Gathering Benchmark Data
Data is available in many places to use for benchmarks, but you need to know where to go for such data. Two main areas where data can be found are:
Clients
Your clients have a lot of data available that they are likely not using to its full potential. It is up to you to ask clients for this data. You will want to request both financial and non-financial data. For example, you may request:
- Number of leads coming into the business
- Current conversion rates
- Sales information
- Cost-related information
Building off our example, you may find that the costs to produce goods have been rising but your client hasn’t been raising their prices enough to compensate. This is valuable information that you will want to benchmark to learn what needs to be done to improve profit margins. You may find that the price needs to be adjusted or that vendors need to be negotiated with.
Industry Data
Unless your client is in a very rare, niche industry, there will likely be a lot of industry data that can be gathered. After gathering client data, I typically gather data from trade associations. Trade associations are often surveying businesses to gather information on:
- Sales growth
- Employee costs
- Profit margins
- And much more
You can analyze the top and bottom 25% of businesses in the industry to learn what they’re doing well and what they aren’t. For example, what are those in the top 25% doing to generate leads? You can use this information to find opportunities for your clients to implement into their business.
Setting Benchmarks
The data you have gathered must now be put into meaningful benchmarks. You can set benchmarks for:
- Growth rate
- Lead generation
- Customer acquisition costs
- Conversion rates
- Average sales volume
- Operational costs
- Profit margins
- Revenue per employee
- Other business-related metrics
If you set benchmarks correctly, they can also provide insight into future potential issues. For example, you may be able to see a decline in sales is on the horizon because lead generation is down from previous periods.
Communicating Benchmarks to Your Clients
You may understand benchmarks and what they mean, but your clients will not appreciate the data if it’s not communicated to them properly. You should present data in a way that:
- Is understood by all stakeholders
- Shows whether the business’s changes are having an impact on key metrics
- Makes it easy to compare the business to previous periods
Data and benchmarks should also be available to employees and teams so that they can use them to advance business operations further.

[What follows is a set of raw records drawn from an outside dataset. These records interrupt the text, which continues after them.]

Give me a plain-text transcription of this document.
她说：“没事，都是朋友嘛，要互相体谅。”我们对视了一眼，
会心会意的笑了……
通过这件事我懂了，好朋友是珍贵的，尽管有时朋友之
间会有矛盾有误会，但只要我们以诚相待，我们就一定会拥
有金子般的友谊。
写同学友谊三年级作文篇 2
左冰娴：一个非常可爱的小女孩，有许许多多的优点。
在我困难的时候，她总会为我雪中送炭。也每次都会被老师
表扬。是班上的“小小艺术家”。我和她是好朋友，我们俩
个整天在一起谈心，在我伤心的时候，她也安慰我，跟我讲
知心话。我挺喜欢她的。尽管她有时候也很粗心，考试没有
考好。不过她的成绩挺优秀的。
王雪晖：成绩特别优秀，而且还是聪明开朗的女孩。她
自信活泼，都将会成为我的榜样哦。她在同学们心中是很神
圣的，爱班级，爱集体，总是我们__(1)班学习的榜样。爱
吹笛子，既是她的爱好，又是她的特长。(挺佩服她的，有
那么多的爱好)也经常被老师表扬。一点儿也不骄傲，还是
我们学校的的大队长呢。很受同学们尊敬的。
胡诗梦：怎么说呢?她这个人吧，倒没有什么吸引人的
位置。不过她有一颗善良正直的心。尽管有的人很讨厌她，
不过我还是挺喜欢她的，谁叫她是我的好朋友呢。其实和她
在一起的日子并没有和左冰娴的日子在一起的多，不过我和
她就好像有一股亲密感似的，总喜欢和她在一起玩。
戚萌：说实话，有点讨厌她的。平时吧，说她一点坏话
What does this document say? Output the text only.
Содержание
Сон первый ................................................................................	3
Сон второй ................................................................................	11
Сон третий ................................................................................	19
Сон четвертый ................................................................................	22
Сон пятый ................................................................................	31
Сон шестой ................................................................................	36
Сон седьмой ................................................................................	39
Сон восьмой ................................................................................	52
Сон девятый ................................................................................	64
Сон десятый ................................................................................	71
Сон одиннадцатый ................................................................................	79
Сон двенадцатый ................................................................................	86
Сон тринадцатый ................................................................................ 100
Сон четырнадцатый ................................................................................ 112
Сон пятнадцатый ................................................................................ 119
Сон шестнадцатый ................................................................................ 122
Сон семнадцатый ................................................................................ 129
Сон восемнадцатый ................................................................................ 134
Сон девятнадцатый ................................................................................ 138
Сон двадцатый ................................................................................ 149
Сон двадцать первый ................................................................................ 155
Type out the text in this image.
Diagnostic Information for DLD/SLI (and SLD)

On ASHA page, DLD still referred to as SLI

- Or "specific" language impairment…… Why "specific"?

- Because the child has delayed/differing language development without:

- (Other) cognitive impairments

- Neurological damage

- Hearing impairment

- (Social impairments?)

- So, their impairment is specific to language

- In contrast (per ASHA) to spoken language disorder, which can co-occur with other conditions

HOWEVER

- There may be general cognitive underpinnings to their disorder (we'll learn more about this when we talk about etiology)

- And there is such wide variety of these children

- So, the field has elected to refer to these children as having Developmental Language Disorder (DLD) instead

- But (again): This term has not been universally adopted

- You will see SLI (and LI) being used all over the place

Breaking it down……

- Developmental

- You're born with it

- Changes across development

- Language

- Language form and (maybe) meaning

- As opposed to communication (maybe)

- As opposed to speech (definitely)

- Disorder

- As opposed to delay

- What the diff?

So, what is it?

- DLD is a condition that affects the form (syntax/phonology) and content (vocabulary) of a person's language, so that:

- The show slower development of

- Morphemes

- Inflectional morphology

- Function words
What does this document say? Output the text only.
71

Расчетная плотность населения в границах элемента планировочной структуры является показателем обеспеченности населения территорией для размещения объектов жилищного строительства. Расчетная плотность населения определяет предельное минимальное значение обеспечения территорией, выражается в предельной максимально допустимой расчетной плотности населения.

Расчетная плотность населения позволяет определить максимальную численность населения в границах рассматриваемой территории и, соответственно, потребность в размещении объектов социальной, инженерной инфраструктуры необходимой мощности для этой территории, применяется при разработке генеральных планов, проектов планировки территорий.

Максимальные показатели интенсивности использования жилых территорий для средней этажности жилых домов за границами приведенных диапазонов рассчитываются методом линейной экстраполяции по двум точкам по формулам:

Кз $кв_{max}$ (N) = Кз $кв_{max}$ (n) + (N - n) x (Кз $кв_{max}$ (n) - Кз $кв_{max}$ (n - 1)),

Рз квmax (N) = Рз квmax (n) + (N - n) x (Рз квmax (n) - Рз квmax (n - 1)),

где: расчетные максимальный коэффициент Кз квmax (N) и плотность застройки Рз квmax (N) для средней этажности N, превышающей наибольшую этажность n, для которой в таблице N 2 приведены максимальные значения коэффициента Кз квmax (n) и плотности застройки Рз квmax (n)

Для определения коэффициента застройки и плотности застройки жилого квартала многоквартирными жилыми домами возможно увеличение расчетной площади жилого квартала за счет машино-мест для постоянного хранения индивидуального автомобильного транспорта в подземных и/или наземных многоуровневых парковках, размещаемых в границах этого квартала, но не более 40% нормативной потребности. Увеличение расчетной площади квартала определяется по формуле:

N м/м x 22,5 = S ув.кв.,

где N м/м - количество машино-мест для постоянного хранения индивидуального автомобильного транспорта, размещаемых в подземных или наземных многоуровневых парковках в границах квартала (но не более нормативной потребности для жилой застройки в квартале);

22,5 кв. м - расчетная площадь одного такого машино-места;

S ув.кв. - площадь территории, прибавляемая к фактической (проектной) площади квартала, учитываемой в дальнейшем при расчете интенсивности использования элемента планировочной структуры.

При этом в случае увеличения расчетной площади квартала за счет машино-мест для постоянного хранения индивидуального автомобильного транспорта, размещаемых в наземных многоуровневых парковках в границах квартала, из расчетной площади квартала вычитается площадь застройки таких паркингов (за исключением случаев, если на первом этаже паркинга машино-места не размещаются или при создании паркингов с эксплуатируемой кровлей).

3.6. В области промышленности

Measure and Improve Using the Data You Gather
Finally, you’ll want to measure and improve operations based on the data. Dashboards are great for this task and can be used to show:
- KPIs
- Easy visuals for teams
- Percentage improvements or declines
It is essential to find a way to present clients with the benchmark data that is easy for them to understand and can be adapted as the business grows and changes.
Providing benchmarks for your firm’s clients will help provide them with a competitive edge if they are used properly. Gaining a competitive edge on the competition will take time, but monitoring and adjusting how a business is operated using benchmarks can help.